Donald Trump es el nuevo presidente electo de los Estados Unidos

LA LLAVE DEL PODER

 

AL cierre de la convención nacional republicana, el 21 de julio de 2016. AFP PHOTO / Jim Watson

Las encuestas volvieron a fallar. Hillary Clinton tenía todo pronto para ser la primera mujer en ocupar el cargo máximo de Estados Unidos, pero será el magnate inmobiliario, Donald Trump, el 45° presidente de ese país. Trump asumirá el 20 de enero del próximo año, cuando además de las puertas de la Casa Blanca, tendrá abierto y a disposición el maletín nuclear de la súper potencia mundial.

La victoria en Wisconsin, Pensilvania, Michigan y Florida fueron los bastiones de su triunfo en la puja electoral. Además, los republicanos se hicieron con el control de ambas cámaras del Poder Legislativo -la Cámara Baja y la Cámara de Senadores-, lo que hace de esta victoria mucho más estrepitosa.

De los 270 votos electorales necesarios para ser el nuevo comandante en jefe de los estadounidenses, el New York Times estima que Trump se hizo con 305, de 538 posibles.
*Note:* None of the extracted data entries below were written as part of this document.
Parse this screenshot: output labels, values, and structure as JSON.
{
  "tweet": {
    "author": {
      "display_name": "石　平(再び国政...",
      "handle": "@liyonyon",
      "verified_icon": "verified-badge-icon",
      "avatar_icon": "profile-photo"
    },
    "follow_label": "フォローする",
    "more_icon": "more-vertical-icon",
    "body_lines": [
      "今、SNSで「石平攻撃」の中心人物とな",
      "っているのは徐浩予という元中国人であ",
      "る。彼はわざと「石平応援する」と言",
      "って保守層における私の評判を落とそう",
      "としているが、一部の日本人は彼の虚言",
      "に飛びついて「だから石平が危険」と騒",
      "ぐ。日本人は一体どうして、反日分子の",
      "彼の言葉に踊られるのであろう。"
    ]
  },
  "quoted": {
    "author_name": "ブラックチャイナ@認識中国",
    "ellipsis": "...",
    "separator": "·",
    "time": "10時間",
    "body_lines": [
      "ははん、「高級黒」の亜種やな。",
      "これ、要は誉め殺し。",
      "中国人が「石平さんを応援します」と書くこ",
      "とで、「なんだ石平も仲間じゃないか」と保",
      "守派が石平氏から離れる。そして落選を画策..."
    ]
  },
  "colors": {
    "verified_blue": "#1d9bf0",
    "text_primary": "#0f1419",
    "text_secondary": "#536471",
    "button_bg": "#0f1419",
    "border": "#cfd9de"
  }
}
Tras una ardua campaña electoral, cargada de agravios, acusaciones y cuestionamientos, el electorado americano terminó por inclinarse a favor del resistido candidato republicano en lugar de la ex primera dama, quien no logró inspirar ni captar la confianza de una población desencantada con la política. En la vereda de enfrente, sin embargo, Trump logró la adhesión de la clase media blanca, devenida a menos en las administraciones de Barack Obama, un sector que en general entiende que no se vio favorecido por la bonanza económica.

 

El encargado de campaña de Hillary Clinton se retira del escenario dispuesto para una eventual victoria de la candidata. AFP PHOTO / Jewel SAMAD

El nacionalismo y las políticas económicas proteccionistas promovidas por Trump, en cambio, fueron clave para lograr un sentido de pertenencia en dicha franja poblacional, que se vio por demás reflejada en los comicios. A su vez, el voto latino en el Estado de Florida fue vital para arrebatar la esperanza de los demócratas de obtener allí una victoria considerada clave.

El presidente electo sorprendió con una inusitada mesura en su discurso festivo de la madrugada de hoy, en el que reconoció que Clinton lo llamó para felicitarlo por la victoria. El futuro mandatario, además, realizó una oratoria convocando a la unidad nacional para lograr así romper las barreras de división que existen en la primera economía mundial.  Lejos de los agravios que caracterizaron su feroz campaña, el prematuro e “incorrecto” político agradeció a la candidata demócrata por su labor en el país. Clinton, sin embargo, no se presentó ante sus votantes y no ha realizado un discurso en forma pública sobre su derrota.